■新たな再商品化手法(化学分解法)の認定
 現在日本で実施されているPETボトルのリサイクル方法は、「マテリアルリサイクル」です。これはPETボトルを異物除去、粉砕・洗浄をして約8ミリ角の薄片(フレーク)状の再生樹脂とするものです。このフレークを使って繊維製品やシート製品などの多くの再利用品が作られています。この方法での異物の除去方法は主に洗浄・分離によるので、ごく微小な異物が残ってしまいます。そのために食品容器や非常に細い糸が必要な繊維にする際にこの異物が問題となります。その問題を解消することが期待されているのが2001年5月の法改正により新たに再商品化手法として認められた「化学分解法」です。この方法は、PETボトルを化学的に分解して原料物質に戻し、それから再びPET樹脂を作る方法です。分解および精製の過程で異物が除去されるので石油から新たに作ったものと同等な樹脂が得られます。現在は実用化に向けて試験を重ねているところで、2002年にまず帝人(株)でリサイクル工場が稼働を始める予定です。
■ボトルtoボトルの現状と見通し
 食品用として使用したボトルを再び食品用ボトルとして使用することを「ボトルtoボトル」と呼びます(ただし再使用する、いわゆるリターナブルPETボトルは含みません)。
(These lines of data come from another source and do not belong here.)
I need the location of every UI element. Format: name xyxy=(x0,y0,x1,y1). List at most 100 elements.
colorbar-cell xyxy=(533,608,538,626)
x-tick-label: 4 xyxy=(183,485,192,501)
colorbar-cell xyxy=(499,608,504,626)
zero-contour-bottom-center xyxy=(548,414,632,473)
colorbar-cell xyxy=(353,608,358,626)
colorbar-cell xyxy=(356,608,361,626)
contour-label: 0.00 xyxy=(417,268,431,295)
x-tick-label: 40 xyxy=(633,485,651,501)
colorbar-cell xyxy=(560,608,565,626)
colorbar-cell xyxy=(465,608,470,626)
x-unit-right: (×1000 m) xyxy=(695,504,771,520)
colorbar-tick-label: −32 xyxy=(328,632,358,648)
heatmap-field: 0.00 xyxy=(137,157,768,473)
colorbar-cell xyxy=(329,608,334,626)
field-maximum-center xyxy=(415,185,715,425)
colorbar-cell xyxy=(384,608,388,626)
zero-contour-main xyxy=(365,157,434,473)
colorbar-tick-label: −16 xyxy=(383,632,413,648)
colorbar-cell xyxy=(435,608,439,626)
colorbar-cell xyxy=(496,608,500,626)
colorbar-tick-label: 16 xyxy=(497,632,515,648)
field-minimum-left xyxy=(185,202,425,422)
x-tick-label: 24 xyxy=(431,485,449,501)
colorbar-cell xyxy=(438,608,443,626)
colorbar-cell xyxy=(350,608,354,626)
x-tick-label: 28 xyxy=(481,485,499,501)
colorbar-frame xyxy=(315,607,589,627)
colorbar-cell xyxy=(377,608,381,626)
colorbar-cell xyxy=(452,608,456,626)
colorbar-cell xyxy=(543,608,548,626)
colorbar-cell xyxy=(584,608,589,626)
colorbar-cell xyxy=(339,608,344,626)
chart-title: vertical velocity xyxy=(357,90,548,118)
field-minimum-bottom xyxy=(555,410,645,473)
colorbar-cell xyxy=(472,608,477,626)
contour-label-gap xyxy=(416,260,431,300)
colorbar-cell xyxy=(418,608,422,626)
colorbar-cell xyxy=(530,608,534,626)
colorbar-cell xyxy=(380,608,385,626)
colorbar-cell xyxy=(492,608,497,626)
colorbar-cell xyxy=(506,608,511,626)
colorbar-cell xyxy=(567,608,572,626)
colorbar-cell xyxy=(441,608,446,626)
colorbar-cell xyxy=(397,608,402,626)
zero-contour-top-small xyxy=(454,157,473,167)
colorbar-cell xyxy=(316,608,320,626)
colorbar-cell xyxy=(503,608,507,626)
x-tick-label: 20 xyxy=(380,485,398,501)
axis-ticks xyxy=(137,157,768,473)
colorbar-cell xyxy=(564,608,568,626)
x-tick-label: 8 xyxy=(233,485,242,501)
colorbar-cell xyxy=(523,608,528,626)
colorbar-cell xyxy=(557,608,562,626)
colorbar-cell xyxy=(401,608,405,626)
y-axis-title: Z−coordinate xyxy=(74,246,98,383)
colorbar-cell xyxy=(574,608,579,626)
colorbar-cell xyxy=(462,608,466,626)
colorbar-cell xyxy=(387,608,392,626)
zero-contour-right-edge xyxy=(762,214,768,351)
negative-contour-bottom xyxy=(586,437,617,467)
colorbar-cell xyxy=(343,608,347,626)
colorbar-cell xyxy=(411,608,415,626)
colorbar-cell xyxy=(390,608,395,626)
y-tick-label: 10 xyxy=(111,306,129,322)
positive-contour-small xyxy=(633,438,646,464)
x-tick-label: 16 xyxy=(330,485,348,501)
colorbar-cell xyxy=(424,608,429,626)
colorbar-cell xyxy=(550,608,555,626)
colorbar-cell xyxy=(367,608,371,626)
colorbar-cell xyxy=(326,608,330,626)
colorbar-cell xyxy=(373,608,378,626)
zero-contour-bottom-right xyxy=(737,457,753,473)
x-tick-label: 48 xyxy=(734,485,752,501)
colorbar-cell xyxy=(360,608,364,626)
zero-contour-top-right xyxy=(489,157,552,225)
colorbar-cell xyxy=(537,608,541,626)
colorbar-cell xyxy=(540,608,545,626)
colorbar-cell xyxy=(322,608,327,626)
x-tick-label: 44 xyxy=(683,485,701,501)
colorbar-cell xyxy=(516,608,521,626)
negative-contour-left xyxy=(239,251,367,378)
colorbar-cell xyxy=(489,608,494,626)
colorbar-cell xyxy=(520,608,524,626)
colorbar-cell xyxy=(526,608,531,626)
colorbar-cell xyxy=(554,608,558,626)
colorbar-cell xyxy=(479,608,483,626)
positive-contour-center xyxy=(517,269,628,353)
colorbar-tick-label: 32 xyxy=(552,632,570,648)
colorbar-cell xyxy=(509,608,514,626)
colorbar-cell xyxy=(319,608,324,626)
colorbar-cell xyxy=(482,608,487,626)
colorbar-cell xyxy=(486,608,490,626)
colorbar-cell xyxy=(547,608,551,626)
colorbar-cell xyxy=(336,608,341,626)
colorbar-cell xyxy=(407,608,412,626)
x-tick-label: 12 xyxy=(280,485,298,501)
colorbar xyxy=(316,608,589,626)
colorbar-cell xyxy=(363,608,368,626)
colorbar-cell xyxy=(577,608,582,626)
ボトルtoボトルでは3つの方法を検討しています。
1.マテリアル法
 飲料に直接接触する内面に新しい樹脂を使用し、リサイクル樹脂を強度・厚さを保持する中間層として用います。
2.メカニカル法
 マテリアルリサイクルで得られた樹脂を、さらに熱・真空・清浄ガスで十分に洗浄してボトルtoボトル用の樹脂にします。
3.化学分解法
 ボトルを化学的に分解してPET原料の化学物質に戻し、再び樹脂を製造します。石油から出発したものと同等の樹脂を得ることができます。
 いずれの方法も現段階での試験では基本的な安全衛生性は確認されていますが、今後は利用者(メーカー・消費者)が、安全性とともに経済性も含め、安心して使用できるようにしていくことが必要となります。